Erol Gürcan – Aralık ayında ne konuşacağız?

Piyasalar açısından oldukça stresli geçen Kasım ayının ardından Aralık ayında da hem yurtiçi hem de küresel piyasaları oldukça yoğun bir gündem bekliyor.

Gündemin yanı sıra aşağıda detaylı olarak ele alacağımız başlıkların tamamına yakınının ayın ilk yarısında toplanmış olması da yılın son ayının baş döndürücü bir başlangıç yapacağını işaret ediyor diyebiliriz.

1

Yurtiçi piyasalar açısından Moody’s Türkiye Kredi Güncellemesi, Türkiye Cumhuriyet Merkez Bankası (TCMB) 2017 Yılı Para ve Kur Politikası ile Aralık ayı Para Politikası Kurulu toplantısı, 2016 yılı 3. Çeyrek Ekonomik Büyüme Rakamları, Avrupa Birliği (AB) ile olan ilişkiler, sınır ötesinde yürütülen operasyonlar ile yeni anayasa ve başkanlık sistemine ilişkin gelişmeler ve TL’nin izleyeceği seyir yeni ayın önemli gündem maddeleri arasında olacak denilebilir. Küresel piyasalar açısından ise İtalya’da yapılacak olan Anayasa Referandumu, OPEC toplantısının ardından petrol fiyatlarının izleyeceği seyir, Fed ve Avrupa Merkez Bankalarının Aralık toplantısı, ABD’nin yeni başkanı Trump’ın izleyeceği politikalara ve oluşturacağı kabineye ilişkin haber akışları Aralık ayının öne çıkan başlıkları olacak.

Yurtiçi piyasalar Aralık’a Moody’s ile başlıyor…

Aralık ayına 2 Aralık’ta uluslararası kredi derecelendirme kuruluşu Moody’s tarafından Türkiye Kredi Notuna ilişkin açıklanması beklenen güncelleme ile başlayacağız.
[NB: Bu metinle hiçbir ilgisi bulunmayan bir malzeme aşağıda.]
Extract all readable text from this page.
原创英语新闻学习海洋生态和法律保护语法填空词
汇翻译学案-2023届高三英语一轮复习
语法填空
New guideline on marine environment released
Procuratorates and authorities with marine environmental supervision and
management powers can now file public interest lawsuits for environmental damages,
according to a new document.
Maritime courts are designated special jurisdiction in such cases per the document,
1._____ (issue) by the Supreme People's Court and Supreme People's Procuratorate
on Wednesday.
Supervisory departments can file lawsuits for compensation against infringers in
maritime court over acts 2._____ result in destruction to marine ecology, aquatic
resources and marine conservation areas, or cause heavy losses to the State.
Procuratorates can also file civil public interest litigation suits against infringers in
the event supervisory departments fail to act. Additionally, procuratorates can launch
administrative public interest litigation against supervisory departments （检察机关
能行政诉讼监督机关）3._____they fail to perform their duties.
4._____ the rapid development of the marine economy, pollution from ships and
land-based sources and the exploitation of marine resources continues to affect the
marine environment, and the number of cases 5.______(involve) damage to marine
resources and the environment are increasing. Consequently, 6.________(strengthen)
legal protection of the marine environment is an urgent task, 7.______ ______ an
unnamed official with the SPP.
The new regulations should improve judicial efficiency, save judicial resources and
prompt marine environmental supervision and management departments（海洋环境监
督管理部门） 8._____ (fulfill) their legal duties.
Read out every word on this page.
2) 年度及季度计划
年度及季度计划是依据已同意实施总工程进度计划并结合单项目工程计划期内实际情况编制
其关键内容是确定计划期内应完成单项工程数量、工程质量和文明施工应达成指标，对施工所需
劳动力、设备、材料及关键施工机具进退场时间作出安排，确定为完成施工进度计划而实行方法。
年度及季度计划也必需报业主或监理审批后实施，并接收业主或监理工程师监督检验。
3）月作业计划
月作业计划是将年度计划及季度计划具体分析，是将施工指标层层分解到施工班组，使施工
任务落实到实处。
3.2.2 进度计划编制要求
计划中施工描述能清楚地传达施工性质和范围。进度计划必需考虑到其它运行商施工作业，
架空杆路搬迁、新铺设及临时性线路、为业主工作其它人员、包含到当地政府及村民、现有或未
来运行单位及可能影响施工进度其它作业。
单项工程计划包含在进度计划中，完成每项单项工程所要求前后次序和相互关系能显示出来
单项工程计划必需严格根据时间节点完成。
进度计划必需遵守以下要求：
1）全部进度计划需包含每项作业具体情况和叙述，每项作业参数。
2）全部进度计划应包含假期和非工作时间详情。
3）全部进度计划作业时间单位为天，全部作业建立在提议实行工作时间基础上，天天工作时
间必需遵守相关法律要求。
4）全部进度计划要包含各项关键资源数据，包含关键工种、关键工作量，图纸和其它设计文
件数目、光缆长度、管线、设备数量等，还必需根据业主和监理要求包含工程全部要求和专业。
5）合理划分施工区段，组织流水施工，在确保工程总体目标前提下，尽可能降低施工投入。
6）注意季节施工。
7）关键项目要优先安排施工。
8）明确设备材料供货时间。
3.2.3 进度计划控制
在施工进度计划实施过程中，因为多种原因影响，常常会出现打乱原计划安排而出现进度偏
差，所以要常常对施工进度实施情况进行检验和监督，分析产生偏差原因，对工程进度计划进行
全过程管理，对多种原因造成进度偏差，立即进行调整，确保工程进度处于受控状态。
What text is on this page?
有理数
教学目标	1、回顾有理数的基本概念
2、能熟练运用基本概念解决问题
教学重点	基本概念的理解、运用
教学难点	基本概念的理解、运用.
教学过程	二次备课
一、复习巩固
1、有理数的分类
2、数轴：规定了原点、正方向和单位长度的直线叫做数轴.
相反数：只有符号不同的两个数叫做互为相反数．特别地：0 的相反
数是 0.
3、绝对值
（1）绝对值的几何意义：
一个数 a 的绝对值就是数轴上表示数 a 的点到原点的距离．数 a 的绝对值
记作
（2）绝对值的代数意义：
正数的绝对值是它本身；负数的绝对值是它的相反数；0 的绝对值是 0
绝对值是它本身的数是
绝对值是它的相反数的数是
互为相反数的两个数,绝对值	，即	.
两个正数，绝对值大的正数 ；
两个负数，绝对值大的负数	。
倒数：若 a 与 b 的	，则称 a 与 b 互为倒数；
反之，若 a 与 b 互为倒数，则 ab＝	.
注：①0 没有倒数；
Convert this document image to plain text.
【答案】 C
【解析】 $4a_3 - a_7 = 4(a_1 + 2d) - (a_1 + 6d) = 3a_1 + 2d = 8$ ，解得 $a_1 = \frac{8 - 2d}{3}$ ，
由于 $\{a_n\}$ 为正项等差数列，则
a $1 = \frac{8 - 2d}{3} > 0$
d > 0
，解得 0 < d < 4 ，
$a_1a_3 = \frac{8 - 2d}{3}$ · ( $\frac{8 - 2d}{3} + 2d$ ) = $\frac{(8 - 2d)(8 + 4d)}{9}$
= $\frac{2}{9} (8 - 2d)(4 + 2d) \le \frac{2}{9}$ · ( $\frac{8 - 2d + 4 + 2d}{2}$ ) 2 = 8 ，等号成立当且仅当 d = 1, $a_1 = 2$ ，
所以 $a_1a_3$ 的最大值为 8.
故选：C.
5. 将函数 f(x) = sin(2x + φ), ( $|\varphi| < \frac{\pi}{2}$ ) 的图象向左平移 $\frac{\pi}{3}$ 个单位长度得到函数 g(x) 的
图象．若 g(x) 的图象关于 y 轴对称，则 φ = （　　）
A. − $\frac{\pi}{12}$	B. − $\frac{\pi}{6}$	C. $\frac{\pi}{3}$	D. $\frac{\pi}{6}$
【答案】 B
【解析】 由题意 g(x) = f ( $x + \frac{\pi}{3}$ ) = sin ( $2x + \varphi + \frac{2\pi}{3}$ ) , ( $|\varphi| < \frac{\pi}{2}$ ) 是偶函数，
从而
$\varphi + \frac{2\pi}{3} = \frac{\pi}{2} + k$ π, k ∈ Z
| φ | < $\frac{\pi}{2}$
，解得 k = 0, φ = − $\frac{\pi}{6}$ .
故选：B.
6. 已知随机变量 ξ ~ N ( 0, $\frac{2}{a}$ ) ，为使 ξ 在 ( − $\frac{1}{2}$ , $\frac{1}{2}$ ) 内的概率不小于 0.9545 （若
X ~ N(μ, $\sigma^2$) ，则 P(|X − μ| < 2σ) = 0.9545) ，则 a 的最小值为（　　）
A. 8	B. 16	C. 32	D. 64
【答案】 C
Hatırlanacak olursa, Moody’s 23 Eylül tarihinde Türkiye’nin kredi notunu “Baa3” seviyesinden “Ba1″ seviyesine indirerek yatırım yapılabilir seviyenin bir kademe altına çekmiş ve not görünümünü “Durağan” olarak belirlemişti. “Durağan” görünüm ile, ekonomideki zorluklara karşın hâlen büyümeye devam eden Türkiye ekonomisinin dayanıklılığının işaret edildiği belirtilmişti. Son güncellemeden bu yana kredi notu ya da görünümü açısından aşağı ya da yukarı yönlü revize yapmayı gerektirecek önemli bir kırılma yaşanmadığını ve bundan dolayı da Moody’s’in herhangi bir not değişikliğine gitmeyeceğini düşünüyoruz. Bu anlamda, kurumdan herhangi bir açıklama yapılmamasının da sürpriz olmayacağını belirtelim.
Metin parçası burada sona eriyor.